Match dating app can alert friends when your date goes bad

Match dating app can alert friends when your date goes bad

Following Tinder's addition of safety features to its mobile dating service last month, another top dating app owned by Match Group is following suit; Match announced today (February 18) that it is adding its own safety features.

The new dating check-in feature is the highlight of Match's new Safety Center. With Date Check-In, you can let your date know that you are on a date, or send an SOS if you feel unsafe while on a date.

Here's how the new feature works. Opt-in by selecting the date check-in icon that appears in the upper right corner of the match's conversation. This allows you to add up to three friends or relatives as safety contacts who need to confirm their invitation. They will then be able to receive your dating information (when, where, and with whom you are going out).

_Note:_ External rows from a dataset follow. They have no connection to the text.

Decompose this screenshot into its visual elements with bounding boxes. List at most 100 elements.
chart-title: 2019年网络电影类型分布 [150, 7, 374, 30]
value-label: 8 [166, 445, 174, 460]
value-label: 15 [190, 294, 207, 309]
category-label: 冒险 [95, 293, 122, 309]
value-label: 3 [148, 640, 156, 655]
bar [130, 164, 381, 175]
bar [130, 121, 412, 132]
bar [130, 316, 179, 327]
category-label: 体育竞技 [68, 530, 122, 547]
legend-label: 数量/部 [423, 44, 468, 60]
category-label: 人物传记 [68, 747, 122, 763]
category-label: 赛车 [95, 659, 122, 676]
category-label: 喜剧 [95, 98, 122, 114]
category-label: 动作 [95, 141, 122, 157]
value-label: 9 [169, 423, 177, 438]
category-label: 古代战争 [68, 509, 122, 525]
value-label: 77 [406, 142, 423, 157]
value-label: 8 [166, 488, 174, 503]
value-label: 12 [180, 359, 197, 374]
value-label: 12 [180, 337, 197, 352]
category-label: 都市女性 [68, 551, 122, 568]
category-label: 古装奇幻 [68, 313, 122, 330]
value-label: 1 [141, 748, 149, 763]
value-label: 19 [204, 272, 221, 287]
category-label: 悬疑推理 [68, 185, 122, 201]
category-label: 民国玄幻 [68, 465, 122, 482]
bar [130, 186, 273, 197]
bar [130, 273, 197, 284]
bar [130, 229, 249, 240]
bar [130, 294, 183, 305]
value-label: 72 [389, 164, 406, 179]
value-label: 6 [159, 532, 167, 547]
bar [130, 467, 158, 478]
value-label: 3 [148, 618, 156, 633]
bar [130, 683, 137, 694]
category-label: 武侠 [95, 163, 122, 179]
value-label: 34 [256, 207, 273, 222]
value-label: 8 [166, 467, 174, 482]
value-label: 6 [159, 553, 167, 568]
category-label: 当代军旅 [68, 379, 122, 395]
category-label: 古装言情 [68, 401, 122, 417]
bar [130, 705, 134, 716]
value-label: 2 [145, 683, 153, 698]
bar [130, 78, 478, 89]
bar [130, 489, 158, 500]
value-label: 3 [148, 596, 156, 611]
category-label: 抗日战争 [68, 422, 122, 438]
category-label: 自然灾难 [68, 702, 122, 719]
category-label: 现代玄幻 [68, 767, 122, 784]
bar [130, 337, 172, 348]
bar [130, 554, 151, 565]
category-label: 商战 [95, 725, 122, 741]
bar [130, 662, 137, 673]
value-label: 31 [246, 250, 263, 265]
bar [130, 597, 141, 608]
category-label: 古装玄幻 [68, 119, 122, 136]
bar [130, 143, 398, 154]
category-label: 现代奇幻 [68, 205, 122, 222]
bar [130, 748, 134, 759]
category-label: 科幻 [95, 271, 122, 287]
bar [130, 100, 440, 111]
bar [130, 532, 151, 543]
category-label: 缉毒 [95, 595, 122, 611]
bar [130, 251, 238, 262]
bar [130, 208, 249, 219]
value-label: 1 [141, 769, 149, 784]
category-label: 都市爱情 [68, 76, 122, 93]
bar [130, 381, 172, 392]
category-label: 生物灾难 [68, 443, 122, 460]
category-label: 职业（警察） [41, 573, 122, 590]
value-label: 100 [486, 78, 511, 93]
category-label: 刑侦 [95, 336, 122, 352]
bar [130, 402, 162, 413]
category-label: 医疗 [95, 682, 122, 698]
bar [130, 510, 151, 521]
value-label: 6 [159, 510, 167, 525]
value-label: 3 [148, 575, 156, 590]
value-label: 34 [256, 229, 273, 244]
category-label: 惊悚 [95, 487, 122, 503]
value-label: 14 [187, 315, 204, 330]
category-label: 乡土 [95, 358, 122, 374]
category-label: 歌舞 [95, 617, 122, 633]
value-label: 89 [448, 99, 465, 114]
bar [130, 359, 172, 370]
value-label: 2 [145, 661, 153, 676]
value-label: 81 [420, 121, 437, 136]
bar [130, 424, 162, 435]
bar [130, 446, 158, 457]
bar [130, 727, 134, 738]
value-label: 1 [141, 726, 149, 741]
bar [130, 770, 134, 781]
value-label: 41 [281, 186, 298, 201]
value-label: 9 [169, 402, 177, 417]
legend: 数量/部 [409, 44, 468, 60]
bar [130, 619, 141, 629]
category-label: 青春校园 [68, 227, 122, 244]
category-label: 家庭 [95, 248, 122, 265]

Match believes that you want to provide that information to your trusted contacts not because your friends are nosy, but because they provide the backup you need if a date goes bad. When you go out on a date, the Check-In feature sends you a text message to make sure everything is going well. If they feel unsafe, they can type "yes" and an alert will be sent to their contacts; Match also urges users who feel unsafe on a date to call 911.

If this sounds familiar, Tinder, owned by the same parent company as Match, added a similar safety feature last month; in Tinder's case, the safety feature works in conjunction with the separate Noonlight app, which also provides a panic button to alert users when they feel unsafe.

Dating apps like the one owned by Match are under increased scrutiny to provide features that keep customers safe when meeting people through the app. And app makers have more incentive to add such features than the fact that it is the right thing to do. After all, the more comfortable people feel, the more likely they are to continue using an app.

When Tinder added the safety feature in January, Match Group promised that similar features would be added to other dating sites; in addition to Tinder and Match, Match Group operates Hinge, eHarmony, OKCupid, and Plenty of Fish. Plenty of Fish.